In place of the suspended Aqib Talib, the fourth-year player officially recorded three pass breakups — the Broncos awarded him five — and no touchdowns allowed.
He also added a forced fumble and fumble recovery, which perhaps impressed Defensive Coordinator Joe Woods more than any of the other plays.
"That fumble recovery, he forced," Woods said. "That's what we've been doing in practice, so it was good to see him take it from the practice field to the game. He did some impressive things. We still want him to be more consistent — there were a couple plays here and there. But overall I thought he did a good job filling in for Talib."
Thirteen months ago, Roby's performance looked quite different. In a "Sunday Night Football" showdown against the Raiders, he struggled at times against the physical Amari Cooper.
Cooper finished with six catches on eight targets for 56 yards, and four of those receptions came in work against Roby. The 6-foot-1 receiver also drew a defensive holding call and 23-yard pass interference flag against the Broncos' third corner. All that came after Roby allowed a 21-yard pass to Seth Roberts early in the game.

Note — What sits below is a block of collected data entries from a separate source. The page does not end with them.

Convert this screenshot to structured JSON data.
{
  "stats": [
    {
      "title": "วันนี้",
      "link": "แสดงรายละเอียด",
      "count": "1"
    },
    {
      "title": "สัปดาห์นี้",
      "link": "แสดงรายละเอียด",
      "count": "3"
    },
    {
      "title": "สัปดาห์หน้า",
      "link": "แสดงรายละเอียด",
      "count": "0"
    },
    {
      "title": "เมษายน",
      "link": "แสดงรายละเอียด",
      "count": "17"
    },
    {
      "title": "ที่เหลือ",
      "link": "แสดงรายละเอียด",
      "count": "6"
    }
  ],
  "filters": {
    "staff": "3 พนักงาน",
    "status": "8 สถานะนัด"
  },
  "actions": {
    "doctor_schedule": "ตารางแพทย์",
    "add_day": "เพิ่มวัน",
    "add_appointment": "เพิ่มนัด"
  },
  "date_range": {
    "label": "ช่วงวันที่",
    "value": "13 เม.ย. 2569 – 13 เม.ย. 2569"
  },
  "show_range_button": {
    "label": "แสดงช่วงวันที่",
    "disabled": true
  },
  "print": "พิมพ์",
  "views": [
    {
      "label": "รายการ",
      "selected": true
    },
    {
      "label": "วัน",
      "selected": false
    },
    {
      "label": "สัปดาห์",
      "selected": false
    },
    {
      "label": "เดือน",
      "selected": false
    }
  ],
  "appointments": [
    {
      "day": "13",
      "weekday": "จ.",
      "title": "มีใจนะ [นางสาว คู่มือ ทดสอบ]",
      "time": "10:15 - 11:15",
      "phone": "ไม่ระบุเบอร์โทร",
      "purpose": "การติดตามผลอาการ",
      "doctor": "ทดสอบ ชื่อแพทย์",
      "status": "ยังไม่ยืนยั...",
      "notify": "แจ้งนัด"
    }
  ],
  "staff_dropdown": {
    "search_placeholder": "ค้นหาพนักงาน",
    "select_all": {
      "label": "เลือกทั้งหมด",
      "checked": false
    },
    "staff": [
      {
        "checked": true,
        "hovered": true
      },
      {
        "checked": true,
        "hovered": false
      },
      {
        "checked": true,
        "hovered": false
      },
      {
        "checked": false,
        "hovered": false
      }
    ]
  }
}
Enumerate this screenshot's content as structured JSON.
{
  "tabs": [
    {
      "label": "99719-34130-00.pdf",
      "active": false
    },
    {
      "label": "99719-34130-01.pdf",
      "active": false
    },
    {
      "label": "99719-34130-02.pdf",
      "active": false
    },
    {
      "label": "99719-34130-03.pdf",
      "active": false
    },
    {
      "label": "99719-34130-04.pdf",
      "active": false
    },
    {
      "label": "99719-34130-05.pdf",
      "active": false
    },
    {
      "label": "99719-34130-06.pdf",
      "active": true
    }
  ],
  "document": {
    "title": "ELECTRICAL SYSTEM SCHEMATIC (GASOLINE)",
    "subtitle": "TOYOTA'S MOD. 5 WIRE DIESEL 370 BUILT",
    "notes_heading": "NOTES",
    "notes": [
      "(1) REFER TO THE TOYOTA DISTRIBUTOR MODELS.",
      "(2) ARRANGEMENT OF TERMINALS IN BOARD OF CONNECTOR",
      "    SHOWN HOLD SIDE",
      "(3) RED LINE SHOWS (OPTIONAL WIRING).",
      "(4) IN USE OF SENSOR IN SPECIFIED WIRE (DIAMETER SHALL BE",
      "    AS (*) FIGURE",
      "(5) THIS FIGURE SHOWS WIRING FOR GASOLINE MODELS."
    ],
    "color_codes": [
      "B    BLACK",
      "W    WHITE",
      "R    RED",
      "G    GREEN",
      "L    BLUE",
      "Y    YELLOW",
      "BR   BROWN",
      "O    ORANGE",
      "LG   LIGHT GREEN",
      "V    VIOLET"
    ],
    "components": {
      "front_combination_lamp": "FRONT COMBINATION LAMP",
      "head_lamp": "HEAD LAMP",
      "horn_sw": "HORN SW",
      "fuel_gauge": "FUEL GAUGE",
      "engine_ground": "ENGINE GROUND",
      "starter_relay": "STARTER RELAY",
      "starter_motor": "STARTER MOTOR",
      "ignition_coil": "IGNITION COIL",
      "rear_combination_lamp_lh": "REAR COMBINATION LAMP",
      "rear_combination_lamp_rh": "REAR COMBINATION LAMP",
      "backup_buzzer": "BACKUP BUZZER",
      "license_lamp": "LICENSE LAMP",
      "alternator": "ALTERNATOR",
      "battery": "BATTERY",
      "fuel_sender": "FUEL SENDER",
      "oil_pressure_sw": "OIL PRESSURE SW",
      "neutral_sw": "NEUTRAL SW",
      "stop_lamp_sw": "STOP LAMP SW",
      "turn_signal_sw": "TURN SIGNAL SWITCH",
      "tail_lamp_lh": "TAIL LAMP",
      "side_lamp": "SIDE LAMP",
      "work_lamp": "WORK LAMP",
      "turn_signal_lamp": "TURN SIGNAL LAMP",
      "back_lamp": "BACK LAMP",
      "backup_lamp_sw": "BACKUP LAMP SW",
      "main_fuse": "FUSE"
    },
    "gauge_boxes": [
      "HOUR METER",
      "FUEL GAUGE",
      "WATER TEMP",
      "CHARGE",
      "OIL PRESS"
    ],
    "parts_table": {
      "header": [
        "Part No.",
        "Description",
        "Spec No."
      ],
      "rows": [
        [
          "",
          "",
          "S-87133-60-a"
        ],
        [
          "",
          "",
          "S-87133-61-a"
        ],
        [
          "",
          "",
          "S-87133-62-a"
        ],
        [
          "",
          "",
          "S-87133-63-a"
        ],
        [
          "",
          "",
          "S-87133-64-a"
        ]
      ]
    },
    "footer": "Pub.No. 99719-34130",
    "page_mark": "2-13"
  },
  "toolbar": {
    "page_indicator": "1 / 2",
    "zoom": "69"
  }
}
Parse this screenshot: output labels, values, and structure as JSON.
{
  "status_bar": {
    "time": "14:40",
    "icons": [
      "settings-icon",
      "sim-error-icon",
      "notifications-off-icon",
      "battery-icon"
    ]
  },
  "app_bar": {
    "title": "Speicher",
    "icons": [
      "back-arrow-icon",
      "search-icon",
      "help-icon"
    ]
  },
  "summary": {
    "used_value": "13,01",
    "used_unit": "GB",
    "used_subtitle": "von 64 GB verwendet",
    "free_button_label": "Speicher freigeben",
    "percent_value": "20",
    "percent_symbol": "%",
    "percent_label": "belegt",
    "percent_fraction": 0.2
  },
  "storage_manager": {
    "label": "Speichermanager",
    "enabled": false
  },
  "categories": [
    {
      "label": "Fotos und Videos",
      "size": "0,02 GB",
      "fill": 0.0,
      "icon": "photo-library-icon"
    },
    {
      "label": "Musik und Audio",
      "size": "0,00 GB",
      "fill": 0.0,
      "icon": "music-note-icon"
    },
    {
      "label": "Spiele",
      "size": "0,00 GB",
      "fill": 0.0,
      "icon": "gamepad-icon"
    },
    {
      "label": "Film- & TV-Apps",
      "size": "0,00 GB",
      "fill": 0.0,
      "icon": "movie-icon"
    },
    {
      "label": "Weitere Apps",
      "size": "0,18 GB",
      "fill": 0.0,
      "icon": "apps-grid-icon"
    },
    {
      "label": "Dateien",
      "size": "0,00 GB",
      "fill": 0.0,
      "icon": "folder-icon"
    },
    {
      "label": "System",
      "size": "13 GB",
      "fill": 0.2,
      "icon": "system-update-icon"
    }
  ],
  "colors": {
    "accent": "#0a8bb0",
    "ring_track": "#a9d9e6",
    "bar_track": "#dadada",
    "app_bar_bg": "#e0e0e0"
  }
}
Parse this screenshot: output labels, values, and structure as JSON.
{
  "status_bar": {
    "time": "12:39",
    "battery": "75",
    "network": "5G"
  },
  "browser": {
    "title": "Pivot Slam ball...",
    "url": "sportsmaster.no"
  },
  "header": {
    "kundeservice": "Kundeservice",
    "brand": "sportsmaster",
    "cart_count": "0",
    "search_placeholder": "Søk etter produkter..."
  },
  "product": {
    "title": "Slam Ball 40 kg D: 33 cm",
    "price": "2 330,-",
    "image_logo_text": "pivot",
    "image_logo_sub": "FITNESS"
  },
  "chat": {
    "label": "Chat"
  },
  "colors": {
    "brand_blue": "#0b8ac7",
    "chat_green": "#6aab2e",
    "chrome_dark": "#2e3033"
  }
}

Roby led the team in tackles that night and recorded a sack, but he was unable to record a pass break up.
That performance begs the question: What changed? Was that night in Oakland in aberration, or has Roby taken a massive step forward over the last 12 months? Miami's trio of receivers — Kenny Stills, Jarvis Landry and DeVante Parker — is no joke, and Roby handled the task with few problems.
Here's how Woods would explain it: Roby has found a new level of consistency in regards to his technique.
"His coaches have done a good job with him just really focusing on technique," Woods said. "Roby will get in trouble sometimes if his technique's not right. As long as his technique's right, athletically he can cover anybody in this league. So really, [it's about] just being disciplined with what he's doing.
"Whether it's a press-[coverage] technique, an [off]-technique, how we're playing thirds, things of that nature. At times, he'll get out of whack a little bit and not be in the best possible position. We're just really focusing on him putting himself in the best position and playing clean technique."
And perhaps there's a bit of a change in mentality, as well.
Though Roby has always been heavily involved in the defense, Woods suspects that the opportunity to prove himself as a starter created a bit more motivation.
"He's not a big talker, but you can see it in his eyes," Woods said. "He made a couple plays just kind of saying, 'Hey, I can do this.' And that's what we need from him. In his eyes, I don't know how he sees it, but in the NFL you play with three corners a lot more than you [play] in base personnel.
"To us, he's a starter. But in his mind, to be able to start in base and sub [packages] was good for him and good for his confidence."
In the Miami sun, Oakland couldn't have seemed further away.